Face à cette réalité « le refus d’augmenter les effectifs de la police nationale relève de l’erreur manifeste d’appréciation », estime Maître Didier Seban, l’avocat de Plaine commune habitat qui déplore « l’absence totale de transparence sur les effectifs de police ». « Chaque année, quand on se plaint, on nous répond que vingt ou trente agents viennent d’être nommés. Mais on ne nous dit jamais le nombre de départ… » Or, dans ce département, les agents de police demandent souvent très vite à être mutés ailleurs. L’avocat estime que les effectifs des forces de l’ordre en Seine-Saint-Denis stagnent quand dans le même temps la population ne cesse d’augmenter. « En dépit des affirmations du préfet, il y a deux fois moins de policiers par habitants que dans le 18ème arrondissement de Paris », affirme Stéphane Peu.
« Il y a une maltraitance des quartiers populaires dans ce pays, notamment sur les questions de sécurité », estime Plaine commune habitat.

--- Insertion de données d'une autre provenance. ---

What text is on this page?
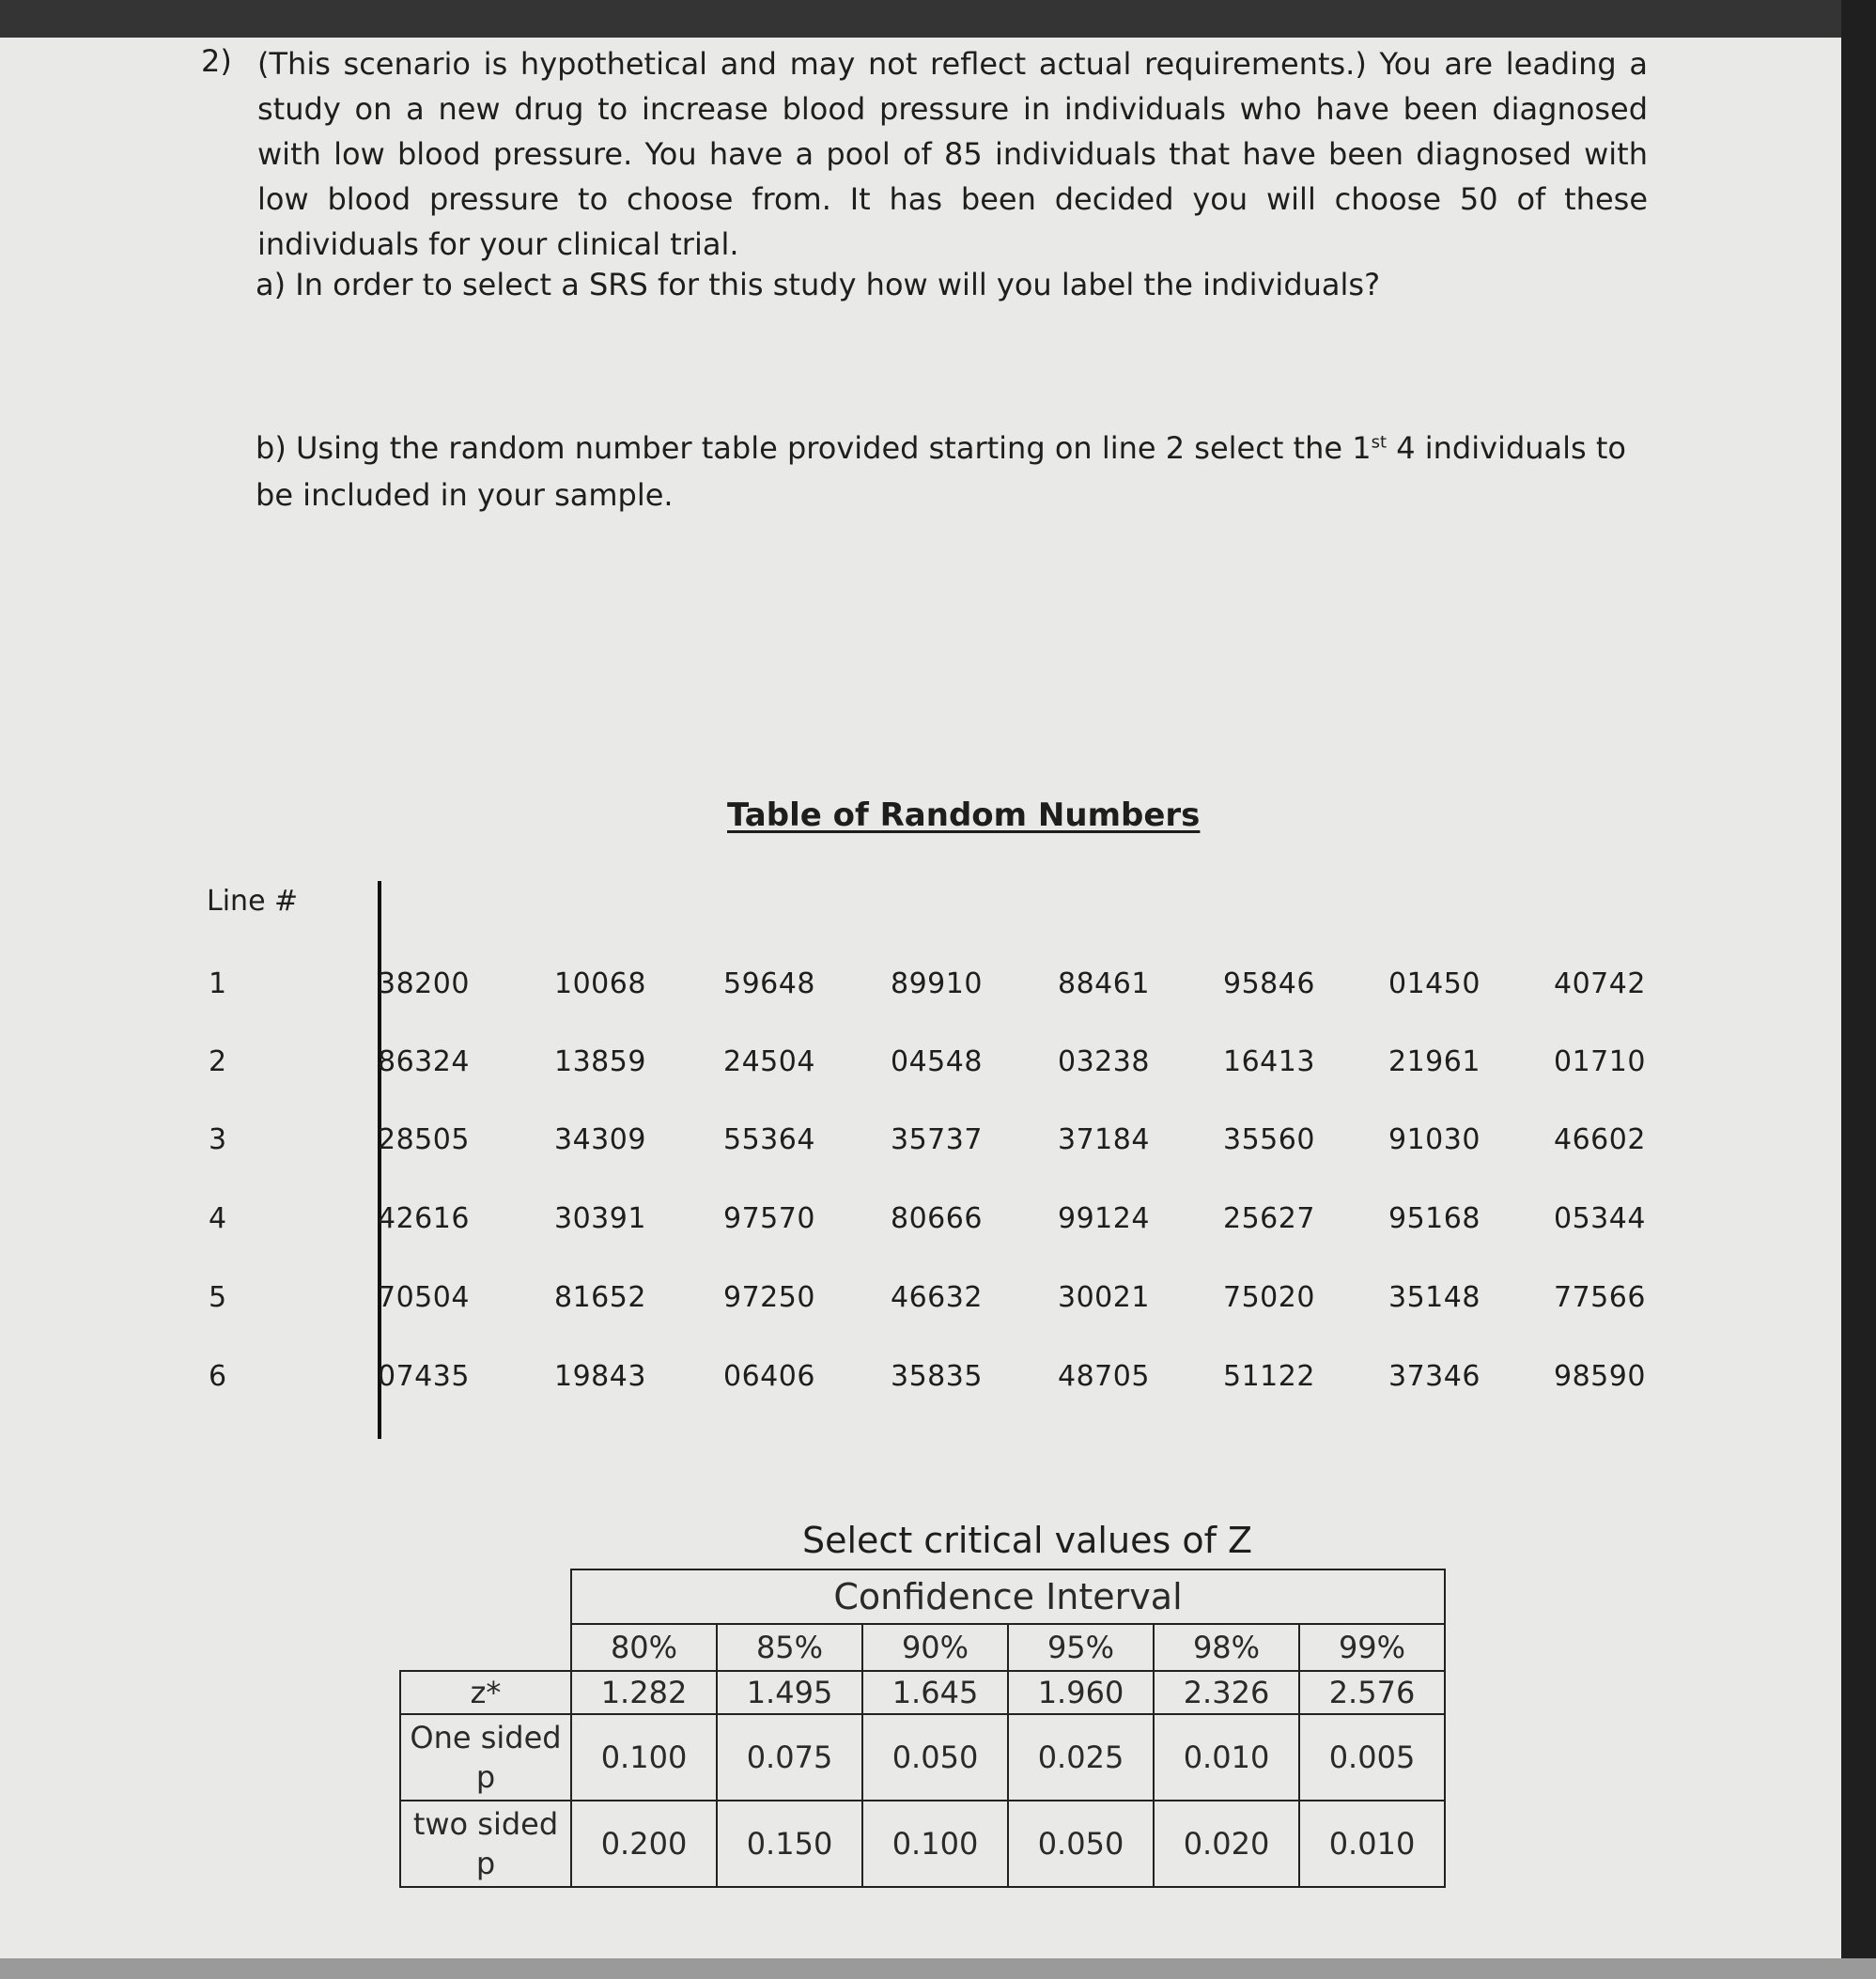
2) (This scenario is hypothetical and may not reflect actual requirements.) You are leading a study on a new drug to increase blood pressure in individuals who have been diagnosed with low blood pressure. You have a pool of 85 individuals that have been diagnosed with low blood pressure to choose from. It has been decided you will choose 50 of these individuals for your clinical trial.
a) In order to select a SRS for this study how will you label the individuals?
b) Using the random number table provided starting on line 2 select the 1st 4 individuals to be included in your sample.
Table of Random Numbers
Line #
1	38200	10068	59648	89910	88461	95846	01450	40742
2	86324	13859	24504	04548	03238	16413	21961	01710
3	28505	34309	55364	35737	37184	35560	91030	46602
4	42616	30391	97570	80666	99124	25627	95168	05344
5	70504	81652	97250	46632	30021	75020	35148	77566
6	07435	19843	06406	35835	48705	51122	37346	98590
Select critical values of Z
	Confidence Interval					
	80%	85%	90%	95%	98%	99%
z*	1.282	1.495	1.645	1.960	2.326	2.576
One sided p	0.100	0.075	0.050	0.025	0.010	0.005
two sided p	0.200	0.150	0.100	0.050	0.020	0.010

Une maltraitance qui relève pour l’office public de la discrimination. « Dans certains quartiers comme le Franc-Moisin à Saint-Denis, le chômage des jeunes atteint 50% ; plus de 30% de nos locataires ont plus de 60 ans, nous avons une grande proportion de familles monoparentales, de gens qui vivent avec des petits salaires. Bien évidemment, le caractère modeste de la population la rend plus vulnérable, plus fragile qu’une autre. » Côté locataires, « nous sommes derrière notre bailleur dans cette initiative » affirme Christian Trigory le président de l’amicale des locataires qui a voté en conseil d’administration un soutien à la démarche.
Dans ces territoires, cette discrimination par les pouvoirs publics est d’ailleurs « valable sur tous les piliers des missions régaliennes de l’Etat : éducation, santé publique et sécurité », juge Stéphane Peu. Quand la commune de la Courneuve (sur le territoire de laquelle Plaine communs habitat possède des logements, notamment ceux de la cité des 4000) avait saisi le défenseur des droits pour « discrimination territoriale », celui-ci lui avait donné raison. De quoi laisser espérer à Plaine commune habitat que le tribunal administratif se range à son tour à cet avis, ce qui permettrait à l’office public d’enfin pouvoir remplir les obligations que la loi lui fait : assurer aux locataires la jouissance paisible de leurs logements et protéger la sécurité des salariés.